By Nicole Montesano • Staff Writer • 

Oregon announces first presumptive case of coronavirus

 Oregon anounced its first presumptive case of novel coronavirus Friday evening. An adult resident of Washington County experienced symptoms of COVID-19 beginning Feb. 19, and a sample was collected from the individual today, health officials said.

Governor Kate Brown convened a press conference Friday evening with Oregon Health Authority Director Patrick Allen and Multnomah County Health Officer Jennifer Vines.

The Oregon Health Authority said in a press release that the person has been hospitalized and is being cared for in isolation at Kaiser Permanente Westside Medical Center in Hillsboro.
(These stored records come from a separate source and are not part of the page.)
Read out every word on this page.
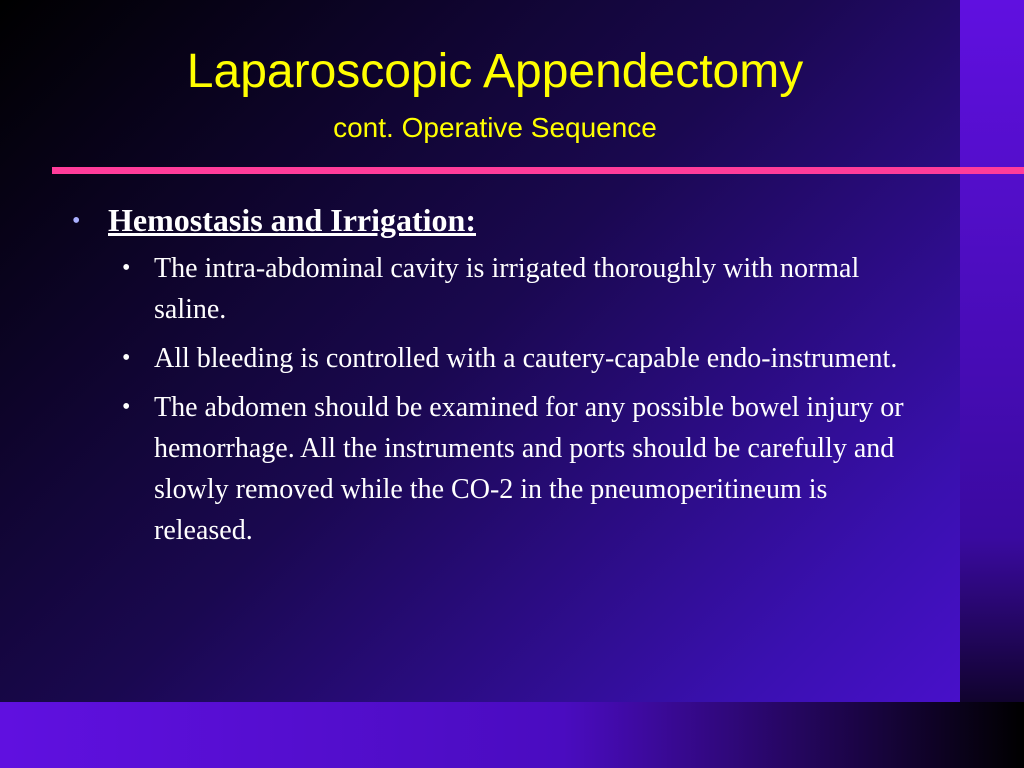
Laparoscopic Appendectomy
cont. Operative Sequence
• Hemostasis and Irrigation:
• The intra-abdominal cavity is irrigated thoroughly with normal saline.
• All bleeding is controlled with a cautery-capable endo-instrument.
• The abdomen should be examined for any possible bowel injury or hemorrhage. All the instruments and ports should be carefully and slowly removed while the CO-2 in the pneumoperitineum is released.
Officials are still waiting for final test results from the Centers for Disease Control and Prevention, but at this time "we are considering this a presumptive case,” said Dean Sidelinger, MD, Msed.

The person has neither a history of travel to a country where the virus was circulating, nor is believed to have had a close contact with another confirmed case — the two most common sources of exposure, Allen said. Health officials are considering it a likely community-transmitted case, meaning that the origin of the infection is unknown.

The person spent time in a school in the Lake Oswego school district and may have exposed students and staff there. Public health officials will investigate potential exposures there and contact employees and families of children to let them know next steps.

Meanwhile, Sidelinger said, Oregonians should go about their business, but take care to wash their hands often and stay home “at the first sign of a cold or the flu.”

Health authorities said people should wash their hands with soap and water for at least 20 seconds. If soap and water are not readily available, use an alcohol-based hand sanitizer that contains at least 60% alcohol.

Yamhill County Health and Human Services Director Lindsey Manfrin said she and Public Health employees have been working with local hospitals, schools, medical clinics and county Emergency Manager Brian Young to plan for how to proceed if the disease becomes widespread locally.

"We have plans in place for any sort of pandemic; we practice and drill with them” on a regular basis, Manfrin said.

In addition, she said, the county has prior experience.

In 2018, one of the nation's largest outbreaks of shigella, a food-borne illness, occurred in Yamhill County. In 2009, the H1N1 influenza virus led to such widespread demand for vaccination that the county Public Health Department hired temporary workers to help organize the effort, offering the shots in clinics, schools and businesses around the county.

Manfrin said the best way for people to protect themselves, in addition to frequent hand-washing, is to maintain general good health.

Advice includes “staying out of public places if you're sick; covering your cough; washing your hands, particularly before you eat, and after you've been in public places ... and having a healthy immune system,” Manfrin said. “That means making sure you're getting enough sleep, eating enough fruits and vegetables, and decreasing the amount of sugar you eat, because we know that sugar depresses your immune system.”

Health authorities are recommending avoiding close contact with people who are sick, cleaning and disinfecting surfaces that are often touched, and avoiding touching your eyes, nose and mouth with unwashed hands.

As of this week, 76 people in Oregon were being monitored. Another 178 have completed monitoring without developing symptoms, according to the OHA website. Another two people had developed symptoms of the virus, were monitored, and turned out not to have it.

The CDC said two more Americans tested positive for the virus out of the group of quarantined passengers from the Diamond Princess cruise ship, bringing the national total to 62.

The governor's office said that as with earthquakes and other natural disasters, families should have enough food, water, prescription medications, pet food, sanitation supplies and anything else they would need to shelter in place for an extended period of time if it becomes necessary.

Symptoms of COVID-19 can include fever, runny nose, cough and breathing trouble. Most develop only mild disease. But some people, usually those with other medical complications, develop more severe symptoms, including pneumonia, which can be fatal.

It has infected 83,000 people globally and caused more than 2,800 deaths, most of them in China.